Optimizing Agent Workflows for Modern LLMs

Writing effective agent skills requires deep knowledge of prompt engineering. With the release of advanced reasoning models like Claude 3.5 Sonnet, ChatGPT o1, and DeepSeek-V3, prompt templates must focus on structured thinking. Developers are encouraged to use XML tags (e.g., <thought>, <context>, and <rules>) to isolate execution boundaries. Standardized prompts prevent agents from suffering from context drift, ensuring that long-running tasks remain aligned with the initial system parameters.

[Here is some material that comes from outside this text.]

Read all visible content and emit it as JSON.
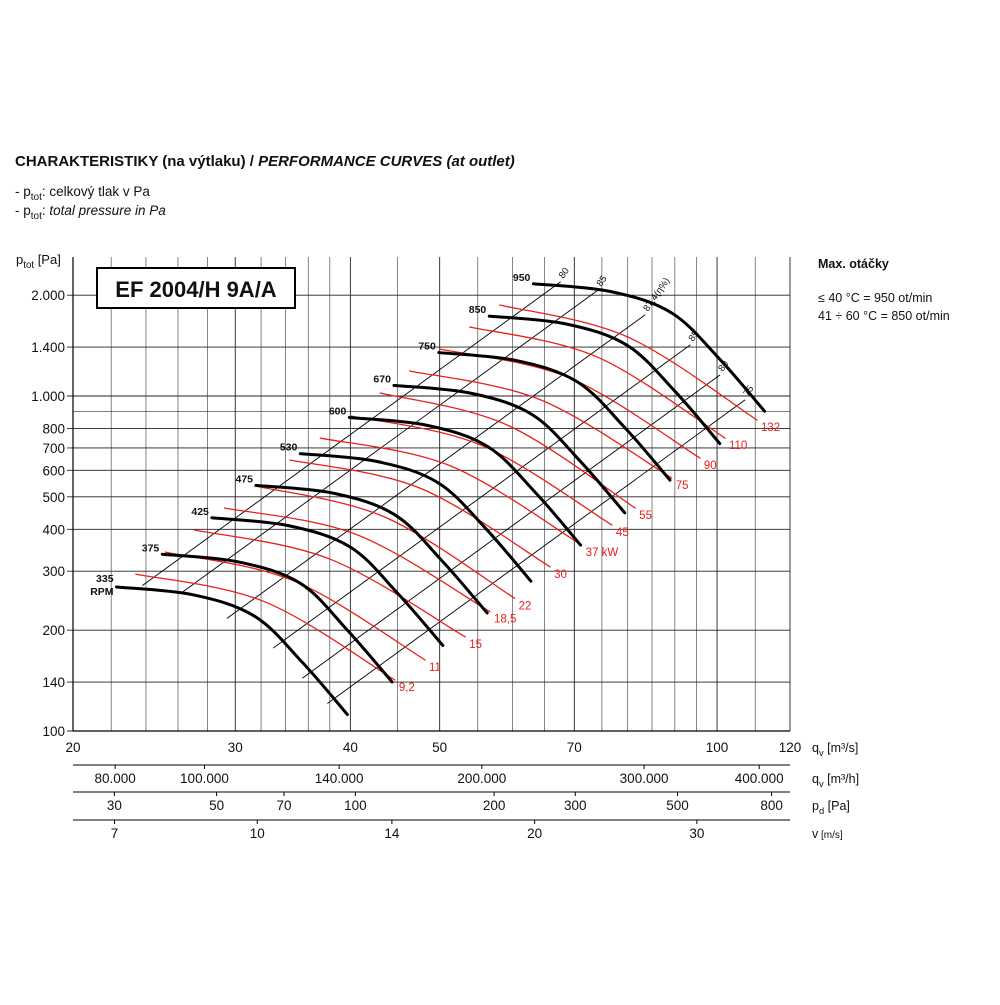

Exploring by SOC Occupations and Creator Profiles

What makes SkillMD unique is its taxonomy. Instead of simple text search, we parse and organize files according to the Standard Occupational Classification (SOC) system. This means you can discover skills written for Computer and Mathematical roles, Business and Financial operations, Legal, Design, and and Educational Instruction fields. By tracking creator profiles, developers can study how different teams organize their custom instructions, compare version updates, and fork public configs for specialized enterprise use cases.

SkillMD operates as a high-performance index running on a fast Go backend and a highly responsive Astro SSR frontend. All search queries execute in milliseconds, featuring smart debouncing to prevent multiple API requests while keeping user data secure. Join our community of developers to standardize your AI agent instructions and optimize your LLM prompting workflows today.

8 QUESTIONS

Frequently Asked Questions

A practical guide to agent skills: what they are, how to inspect them, and how SkillMD helps you explore the ecosystem.